To test the team’s new theory, Kim acquired samples of nasal washes and nasal polyp tissue during pre-surgery care from her patients who had chronic rhinosinusitis with nasal polyps. The team doubled down on its search for Siglec-8 and the mystery molecule.

“Lo and behold, the samples lit up like a huge light bulb, and there it was: Siglec-8 ligand, wrapped up in a massive glycoprotein,” says Kim.

But why was Siglec-8 ligand missing from the lung tissue that Schnaar and Alvarenga previously studied? It turns out that the airway tissue had been prepared for storage in a manner that completely washed away Siglec-8 and the molecule it bound to. Kim says the work highlights the importance of obtaining and studying human tissue in its most natural form, directly from patients being treated for these conditions and free from artifacts caused by tissue processing and handling.

Kim’s nasal polyp tissue and nasal wash samples were not prepared in the same way, since they were fresh tissue.

The Protein Mystery Solved at Last

Using their expertise in protein analysis and isolation techniques, Schnaar and Alvarenga found that the mysterious molecule bound to Siglec-8 was a protein created by a gene that Kim was all too familiar with: DMBT1.

This year, Alvarenga, Kim and Schnaar published their findings that the protein made by DMBT1 and Siglec-8 formed a massive protein complex when bound together: DMBT1S8. It had evaded discovery for years because it looked very similar to, and was often mistaken for, another airway protein.

DMBT1’s protein, with a patchwork of sugars on its surface, has one sugar that acts as a weapon against the inflammation-causing eosinophils. The sugar can specifically target the Siglec-8 receptor on eosinophils.

Kim, Schnaar and Alvarenga discovered that when inflammation in the airways occurs due to eosinophil immune cells, the sugary part of DMBT1’s protein lock onto Siglec-8, binding with it to create DMBT1S8.

The protein complex DMBT1S8 then arrives to intercept the eosinophils and halt inflammation in the airways by setting off a chain of events that ends with the death of eosinophil cells. Of the many proteins throughout the body’s airways, DMBT1’s protein in this system is the only one that carries the proper sugars to shut down eosinophil activity.

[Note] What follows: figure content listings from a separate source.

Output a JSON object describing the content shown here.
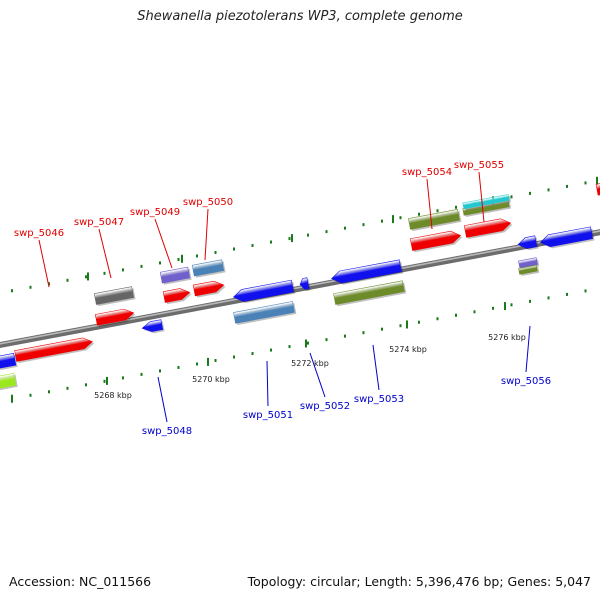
{
  "title": "Shewanella piezotolerans WP3, complete genome",
  "footer": {
    "accession": "Accession: NC_011566",
    "summary": "Topology: circular; Length: 5,396,476 bp; Genes: 5,047"
  },
  "colors": {
    "forward_label": "#e00000",
    "reverse_label": "#0000cc",
    "backbone": "#888888",
    "tick": "#1a7a1a",
    "red": "#ee0000",
    "blue": "#1111ee",
    "olive": "#6e8b2a",
    "steel": "#4a82b8",
    "gray": "#666666",
    "purple": "#7060cc",
    "cyan": "#22c8d0",
    "lime": "#9be81e"
  },
  "axis_ticks": [
    {
      "kbp": 5268,
      "label": "5268 kbp"
    },
    {
      "kbp": 5270,
      "label": "5270 kbp"
    },
    {
      "kbp": 5272,
      "label": "5272 kbp"
    },
    {
      "kbp": 5274,
      "label": "5274 kbp"
    },
    {
      "kbp": 5276,
      "label": "5276 kbp"
    }
  ],
  "gene_labels": [
    {
      "name": "swp_5046",
      "strand": "forward"
    },
    {
      "name": "swp_5047",
      "strand": "forward"
    },
    {
      "name": "swp_5049",
      "strand": "forward"
    },
    {
      "name": "swp_5050",
      "strand": "forward"
    },
    {
      "name": "swp_5054",
      "strand": "forward"
    },
    {
      "name": "swp_5055",
      "strand": "forward"
    },
    {
      "name": "swp_5048",
      "strand": "reverse"
    },
    {
      "name": "swp_5051",
      "strand": "reverse"
    },
    {
      "name": "swp_5052",
      "strand": "reverse"
    },
    {
      "name": "swp_5053",
      "strand": "reverse"
    },
    {
      "name": "swp_5056",
      "strand": "reverse"
    }
  ]
}
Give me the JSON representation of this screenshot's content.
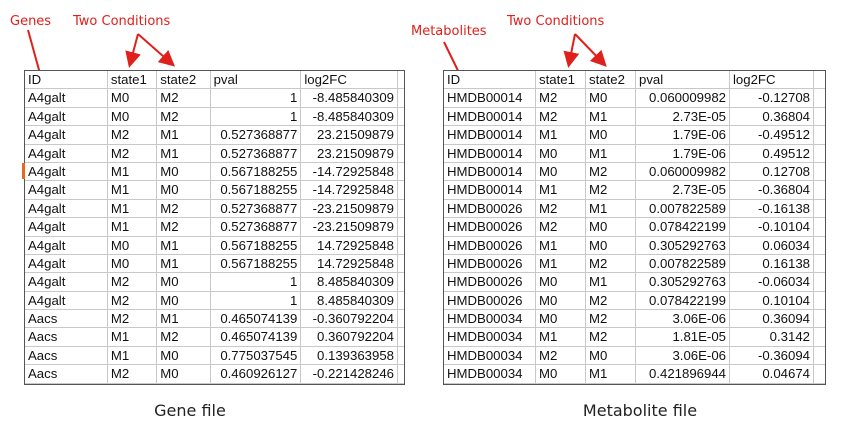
{
  "annotations": {
    "genes": "Genes",
    "two_conditions_gene": "Two Conditions",
    "metabolites": "Metabolites",
    "two_conditions_metabolite": "Two Conditions"
  },
  "gene_table": {
    "headers": [
      "ID",
      "state1",
      "state2",
      "pval",
      "log2FC"
    ],
    "rows": [
      [
        "A4galt",
        "M0",
        "M2",
        "1",
        "-8.485840309"
      ],
      [
        "A4galt",
        "M0",
        "M2",
        "1",
        "-8.485840309"
      ],
      [
        "A4galt",
        "M2",
        "M1",
        "0.527368877",
        "23.21509879"
      ],
      [
        "A4galt",
        "M2",
        "M1",
        "0.527368877",
        "23.21509879"
      ],
      [
        "A4galt",
        "M1",
        "M0",
        "0.567188255",
        "-14.72925848"
      ],
      [
        "A4galt",
        "M1",
        "M0",
        "0.567188255",
        "-14.72925848"
      ],
      [
        "A4galt",
        "M1",
        "M2",
        "0.527368877",
        "-23.21509879"
      ],
      [
        "A4galt",
        "M1",
        "M2",
        "0.527368877",
        "-23.21509879"
      ],
      [
        "A4galt",
        "M0",
        "M1",
        "0.567188255",
        "14.72925848"
      ],
      [
        "A4galt",
        "M0",
        "M1",
        "0.567188255",
        "14.72925848"
      ],
      [
        "A4galt",
        "M2",
        "M0",
        "1",
        "8.485840309"
      ],
      [
        "A4galt",
        "M2",
        "M0",
        "1",
        "8.485840309"
      ],
      [
        "Aacs",
        "M2",
        "M1",
        "0.465074139",
        "-0.360792204"
      ],
      [
        "Aacs",
        "M1",
        "M2",
        "0.465074139",
        "0.360792204"
      ],
      [
        "Aacs",
        "M1",
        "M0",
        "0.775037545",
        "0.139363958"
      ],
      [
        "Aacs",
        "M2",
        "M0",
        "0.460926127",
        "-0.221428246"
      ]
    ]
  },
  "metabolite_table": {
    "headers": [
      "ID",
      "state1",
      "state2",
      "pval",
      "log2FC"
    ],
    "rows": [
      [
        "HMDB00014",
        "M2",
        "M0",
        "0.060009982",
        "-0.12708"
      ],
      [
        "HMDB00014",
        "M2",
        "M1",
        "2.73E-05",
        "0.36804"
      ],
      [
        "HMDB00014",
        "M1",
        "M0",
        "1.79E-06",
        "-0.49512"
      ],
      [
        "HMDB00014",
        "M0",
        "M1",
        "1.79E-06",
        "0.49512"
      ],
      [
        "HMDB00014",
        "M0",
        "M2",
        "0.060009982",
        "0.12708"
      ],
      [
        "HMDB00014",
        "M1",
        "M2",
        "2.73E-05",
        "-0.36804"
      ],
      [
        "HMDB00026",
        "M2",
        "M1",
        "0.007822589",
        "-0.16138"
      ],
      [
        "HMDB00026",
        "M2",
        "M0",
        "0.078422199",
        "-0.10104"
      ],
      [
        "HMDB00026",
        "M1",
        "M0",
        "0.305292763",
        "0.06034"
      ],
      [
        "HMDB00026",
        "M1",
        "M2",
        "0.007822589",
        "0.16138"
      ],
      [
        "HMDB00026",
        "M0",
        "M1",
        "0.305292763",
        "-0.06034"
      ],
      [
        "HMDB00026",
        "M0",
        "M2",
        "0.078422199",
        "0.10104"
      ],
      [
        "HMDB00034",
        "M0",
        "M2",
        "3.06E-06",
        "0.36094"
      ],
      [
        "HMDB00034",
        "M1",
        "M2",
        "1.81E-05",
        "0.3142"
      ],
      [
        "HMDB00034",
        "M2",
        "M0",
        "3.06E-06",
        "-0.36094"
      ],
      [
        "HMDB00034",
        "M0",
        "M1",
        "0.421896944",
        "0.04674"
      ]
    ]
  },
  "captions": {
    "gene": "Gene file",
    "metabolite": "Metabolite file"
  },
  "colors": {
    "annotation": "#e0201b",
    "row_marker": "#e86a1a"
  }
}
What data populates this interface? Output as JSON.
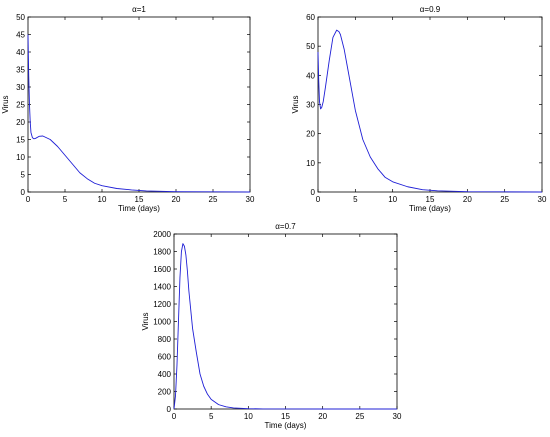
{
  "chart_data": [
    {
      "type": "line",
      "title": "α=1",
      "xlabel": "Time (days)",
      "ylabel": "Virus",
      "xlim": [
        0,
        30
      ],
      "ylim": [
        0,
        50
      ],
      "xticks": [
        0,
        5,
        10,
        15,
        20,
        25,
        30
      ],
      "yticks": [
        0,
        5,
        10,
        15,
        20,
        25,
        30,
        35,
        40,
        45,
        50
      ],
      "grid": false,
      "series": [
        {
          "color": "#1f1fd6",
          "x": [
            0,
            0.1,
            0.2,
            0.3,
            0.4,
            0.6,
            0.8,
            1,
            1.5,
            2,
            3,
            4,
            5,
            6,
            7,
            8,
            9,
            10,
            12,
            14,
            16,
            18,
            20,
            25,
            30
          ],
          "y": [
            45,
            33,
            25,
            20,
            17,
            15.5,
            15.2,
            15.3,
            15.9,
            16,
            15,
            13,
            10.5,
            8,
            5.5,
            3.8,
            2.5,
            1.8,
            1,
            0.6,
            0.3,
            0.2,
            0.1,
            0.05,
            0
          ]
        }
      ]
    },
    {
      "type": "line",
      "title": "α=0.9",
      "xlabel": "Time (days)",
      "ylabel": "Virus",
      "xlim": [
        0,
        30
      ],
      "ylim": [
        0,
        60
      ],
      "xticks": [
        0,
        5,
        10,
        15,
        20,
        25,
        30
      ],
      "yticks": [
        0,
        10,
        20,
        30,
        40,
        50,
        60
      ],
      "grid": false,
      "series": [
        {
          "color": "#1f1fd6",
          "x": [
            0,
            0.1,
            0.2,
            0.35,
            0.5,
            0.7,
            1,
            1.5,
            2,
            2.5,
            2.8,
            3,
            3.5,
            4,
            5,
            6,
            7,
            8,
            9,
            10,
            12,
            14,
            16,
            20,
            25,
            30
          ],
          "y": [
            48,
            38,
            31,
            28.5,
            29,
            31,
            36,
            45,
            53,
            55.5,
            55,
            54,
            49,
            42,
            28,
            18,
            12,
            8,
            5,
            3.5,
            1.8,
            0.8,
            0.4,
            0.1,
            0.05,
            0
          ]
        }
      ]
    },
    {
      "type": "line",
      "title": "α=0.7",
      "xlabel": "Time (days)",
      "ylabel": "Virus",
      "xlim": [
        0,
        30
      ],
      "ylim": [
        0,
        2000
      ],
      "xticks": [
        0,
        5,
        10,
        15,
        20,
        25,
        30
      ],
      "yticks": [
        0,
        200,
        400,
        600,
        800,
        1000,
        1200,
        1400,
        1600,
        1800,
        2000
      ],
      "grid": false,
      "series": [
        {
          "color": "#1f1fd6",
          "x": [
            0,
            0.2,
            0.4,
            0.6,
            0.8,
            1,
            1.2,
            1.4,
            1.6,
            1.8,
            2,
            2.5,
            3,
            3.5,
            4,
            4.5,
            5,
            6,
            7,
            8,
            10,
            12,
            15,
            20,
            30
          ],
          "y": [
            0,
            150,
            500,
            1000,
            1500,
            1800,
            1890,
            1860,
            1760,
            1580,
            1350,
            920,
            650,
            400,
            260,
            170,
            110,
            50,
            25,
            12,
            4,
            1,
            0.5,
            0,
            0
          ]
        }
      ]
    }
  ]
}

The team had some answers at last, and Kim finally had an idea about why the DMBT1 protein showed up in nasal polyps all those years ago. The body responded to the inflammation from chronic rhinosinusitis by linking DMBT1 with Siglec-8 in an attempt to decrease the inflammation.

Kim’s search for possible treatments for her patients with chronic rhinosinusitis with nasal polyps wasn’t over, though.

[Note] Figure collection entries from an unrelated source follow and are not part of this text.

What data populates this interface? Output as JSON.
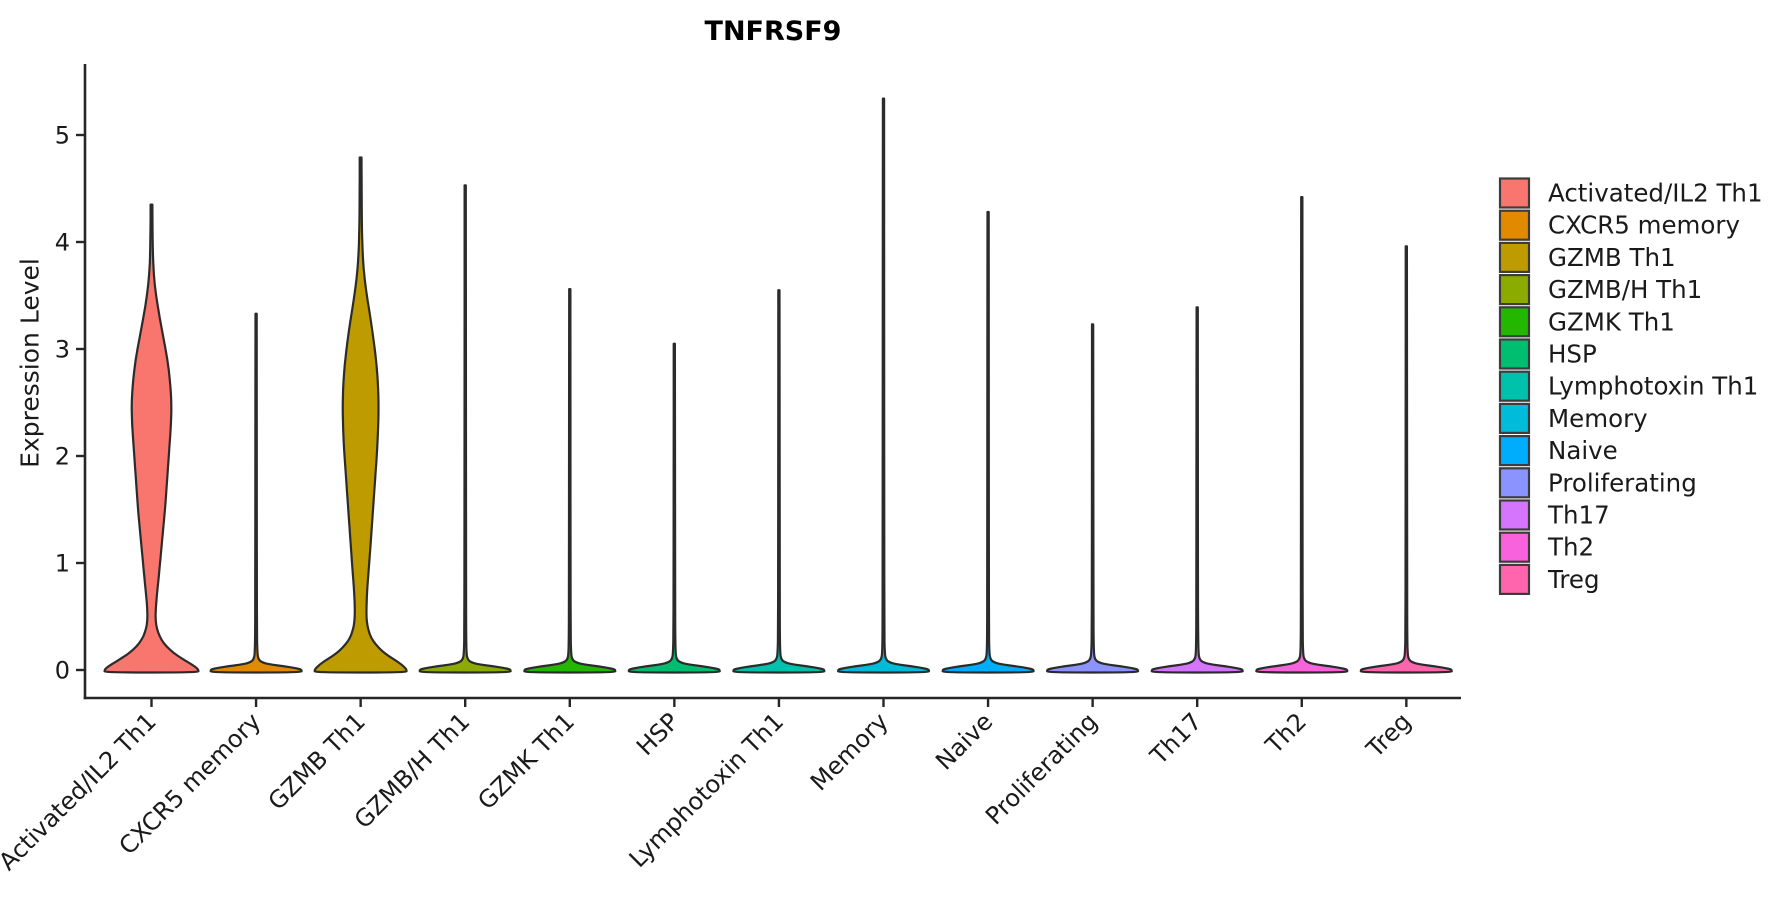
{
  "chart_data": {
    "type": "violin",
    "title": "TNFRSF9",
    "xlabel": "",
    "ylabel": "Expression Level",
    "ylim": [
      0,
      5.66
    ],
    "yticks": [
      0,
      1,
      2,
      3,
      4,
      5
    ],
    "grid": false,
    "legend_position": "right",
    "categories": [
      "Activated/IL2 Th1",
      "CXCR5 memory",
      "GZMB Th1",
      "GZMB/H Th1",
      "GZMK Th1",
      "HSP",
      "Lymphotoxin Th1",
      "Memory",
      "Naive",
      "Proliferating",
      "Th17",
      "Th2",
      "Treg"
    ],
    "series": [
      {
        "name": "Activated/IL2 Th1",
        "color": "#F8766D",
        "max_expression": 4.35,
        "shape": "bulged",
        "outline": [
          [
            4.35,
            0.9
          ],
          [
            4.1,
            1.0
          ],
          [
            3.9,
            1.3
          ],
          [
            3.7,
            2.2
          ],
          [
            3.5,
            4.5
          ],
          [
            3.3,
            8
          ],
          [
            3.1,
            12
          ],
          [
            2.9,
            16
          ],
          [
            2.7,
            18.5
          ],
          [
            2.5,
            20
          ],
          [
            2.3,
            19.5
          ],
          [
            2.1,
            18
          ],
          [
            1.9,
            16.5
          ],
          [
            1.7,
            15
          ],
          [
            1.5,
            13.5
          ],
          [
            1.3,
            11.5
          ],
          [
            1.1,
            9.5
          ],
          [
            0.95,
            8
          ],
          [
            0.8,
            6.5
          ],
          [
            0.68,
            5.2
          ],
          [
            0.58,
            4.3
          ],
          [
            0.5,
            4.0
          ],
          [
            0.42,
            4.6
          ],
          [
            0.35,
            6.5
          ],
          [
            0.28,
            10
          ],
          [
            0.22,
            15
          ],
          [
            0.16,
            22
          ],
          [
            0.11,
            30
          ],
          [
            0.07,
            37
          ],
          [
            0.04,
            42
          ],
          [
            0.02,
            45
          ],
          [
            0,
            47
          ]
        ]
      },
      {
        "name": "CXCR5 memory",
        "color": "#E18A00",
        "max_expression": 3.33,
        "shape": "flat"
      },
      {
        "name": "GZMB Th1",
        "color": "#BE9C00",
        "max_expression": 4.79,
        "shape": "bulged",
        "outline": [
          [
            4.79,
            0.9
          ],
          [
            4.4,
            1.0
          ],
          [
            4.1,
            1.3
          ],
          [
            3.85,
            2.2
          ],
          [
            3.65,
            4
          ],
          [
            3.45,
            7
          ],
          [
            3.25,
            10.5
          ],
          [
            3.05,
            13.5
          ],
          [
            2.85,
            16
          ],
          [
            2.65,
            17.5
          ],
          [
            2.45,
            18
          ],
          [
            2.25,
            17.5
          ],
          [
            2.05,
            16.5
          ],
          [
            1.85,
            15
          ],
          [
            1.65,
            13.5
          ],
          [
            1.45,
            12
          ],
          [
            1.25,
            10.5
          ],
          [
            1.05,
            9
          ],
          [
            0.9,
            7.8
          ],
          [
            0.78,
            6.8
          ],
          [
            0.68,
            6.2
          ],
          [
            0.6,
            5.9
          ],
          [
            0.52,
            5.8
          ],
          [
            0.45,
            6.2
          ],
          [
            0.38,
            7.5
          ],
          [
            0.3,
            10.5
          ],
          [
            0.24,
            15
          ],
          [
            0.18,
            21
          ],
          [
            0.13,
            28
          ],
          [
            0.09,
            35
          ],
          [
            0.05,
            41
          ],
          [
            0.02,
            44.5
          ],
          [
            0,
            46
          ]
        ]
      },
      {
        "name": "GZMB/H Th1",
        "color": "#8CAB00",
        "max_expression": 4.53,
        "shape": "flat"
      },
      {
        "name": "GZMK Th1",
        "color": "#24B700",
        "max_expression": 3.56,
        "shape": "flat"
      },
      {
        "name": "HSP",
        "color": "#00BE70",
        "max_expression": 3.05,
        "shape": "flat"
      },
      {
        "name": "Lymphotoxin Th1",
        "color": "#00C1AB",
        "max_expression": 3.55,
        "shape": "flat"
      },
      {
        "name": "Memory",
        "color": "#00BBDA",
        "max_expression": 5.34,
        "shape": "flat"
      },
      {
        "name": "Naive",
        "color": "#00ACFC",
        "max_expression": 4.28,
        "shape": "flat"
      },
      {
        "name": "Proliferating",
        "color": "#8B93FF",
        "max_expression": 3.23,
        "shape": "flat"
      },
      {
        "name": "Th17",
        "color": "#D575FE",
        "max_expression": 3.39,
        "shape": "flat"
      },
      {
        "name": "Th2",
        "color": "#F962DD",
        "max_expression": 4.42,
        "shape": "flat"
      },
      {
        "name": "Treg",
        "color": "#FF65AC",
        "max_expression": 3.96,
        "shape": "flat"
      }
    ]
  },
  "style": {
    "background": "#ffffff",
    "axis_color": "#262626",
    "text_color": "#1a1a1a",
    "violin_outline_color": "#2b2b2b",
    "legend_swatch_border": "#3c3c3c"
  }
}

Once again working with Schnaar and Alvarenga, Kim specifically looked for the combined DMBT1S8 molecule in patients with chronic rhinosinusitis.

By exclusively testing nasal washes and tissues from her patients, the team found that the DMBT1S8 levels were far higher in those who had chronic rhinosinusitis with nasal polyps than those who had chronic rhinosinusitis without nasal polyps.

The researchers also discovered that DMBT1S8 is likely to be found in a layer of the nasal polyp called the submucosal glands.

Looking Toward Future Collaborations

Kim is optimistic that future DMBT1S8 research, including learning how to control the protein complex, could provide long-term treatments that are more effective for patients with chronic rhinosinusitis with nasal polyps.

Kim and Alvarenga say they gained a great deal from their teamwork that they plan to carry forward to future research projects.

“I’ve learned so much from this research project,” says Kim. “Having a perspective of opening yourself up to the opinion and help of your colleagues not necessarily in your field is so important. In the end, we all want to find truth in our science and help people with our work.”